Between the Jesus Chapel and the entrance to the chapter house on the south wall of the aisle are memorial tablets to Richard Heyrick, warden, who died in 1667, and Thomas Ogden, who died in 1763. The entrance to the Chapter House is a very beautiful piece of work. There are two doorways whose heads are four centred arches; above these there are two tiers of panel work, all being enclosed by one large arch whose sides and top are decorated by six tiers of panelling on each side (see illustration, p. [32]). The chapter house is very comfortably fitted up. There are to be seen in it several fragments of brasses and of other old work taken from the floor of the choir and of the Lady Chapel and elsewhere.
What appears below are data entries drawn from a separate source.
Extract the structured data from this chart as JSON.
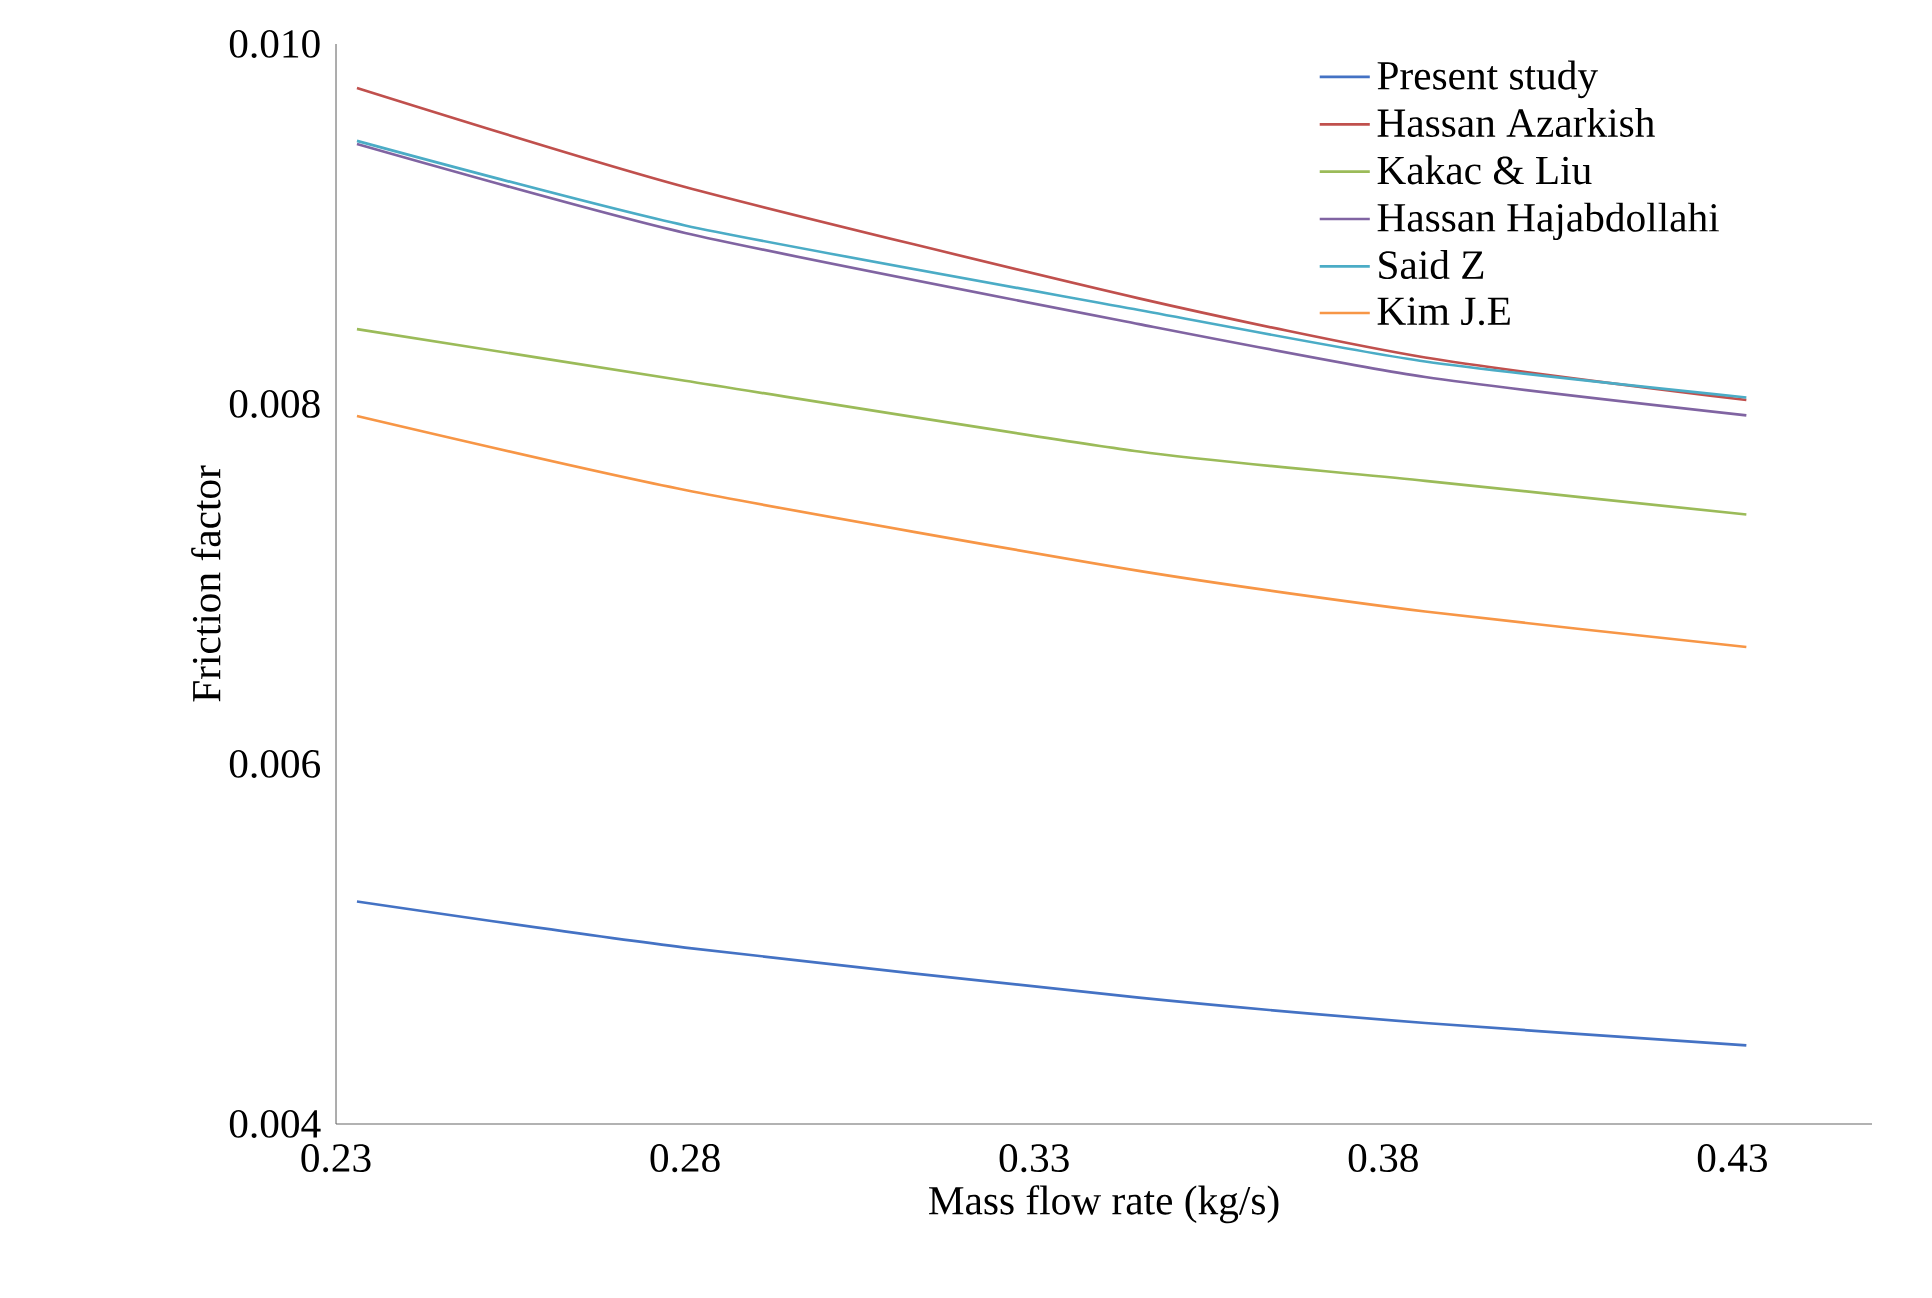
{
  "chart_data": {
    "type": "line",
    "xlabel": "Mass flow rate (kg/s)",
    "ylabel": "Friction factor",
    "x": [
      0.233,
      0.28,
      0.345,
      0.386,
      0.432
    ],
    "series": [
      {
        "name": "Present study",
        "color": "#4472c4",
        "values": [
          0.005236,
          0.00498,
          0.004702,
          0.004561,
          0.004437
        ]
      },
      {
        "name": "Hassan Azarkish",
        "color": "#c0504d",
        "values": [
          0.009756,
          0.009206,
          0.008587,
          0.008258,
          0.008022
        ]
      },
      {
        "name": "Kakac & Liu",
        "color": "#9bbb59",
        "values": [
          0.008416,
          0.008129,
          0.007736,
          0.007573,
          0.007386
        ]
      },
      {
        "name": "Hassan Hajabdollahi",
        "color": "#8064a2",
        "values": [
          0.009444,
          0.00895,
          0.008444,
          0.00815,
          0.007937
        ]
      },
      {
        "name": "Said Z",
        "color": "#4bacc6",
        "values": [
          0.009462,
          0.008992,
          0.008522,
          0.008236,
          0.008036
        ]
      },
      {
        "name": "Kim J.E",
        "color": "#f79646",
        "values": [
          0.007933,
          0.007522,
          0.007073,
          0.006847,
          0.00665
        ]
      }
    ],
    "xlim": [
      0.23,
      0.45
    ],
    "ylim": [
      0.004,
      0.01
    ],
    "xticks": [
      0.23,
      0.28,
      0.33,
      0.38,
      0.43
    ],
    "yticks": [
      0.004,
      0.006,
      0.008,
      {
        "value": 0.01,
        "label": "0.010"
      }
    ],
    "grid": false,
    "legend": "top right",
    "marker": "none",
    "line_style": "solid"
  }
}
The Fraser Chapel contains an altar cenotaph in memory of the second Bishop of Manchester, who died October 22nd, 1885, at Bishop's Court, Higher Broughton, Manchester, but who was buried, not in his cathedral church, but in the churchyard of Ufton Nervet in Berkshire, a parish of which he had once been rector. The recumbent statue is considered to be a fine likeness of the late bishop. This statue was unveiled on July 8th, 1887.

The tomb bears the following inscription written by the late Dr Vaughan, Dean of Llandaff.

"To the beloved memory of James Fraser, D.D., Bishop of Manchester, 1870-85, a man of singular gifts both of nature and the spirit; brave, true, devout, diligent, in labours unwearied. He won all hearts by opening to them his own, and so administered this great Diocese as to prove yet once more that the people know the voice of a good shepherd and will follow where he leads."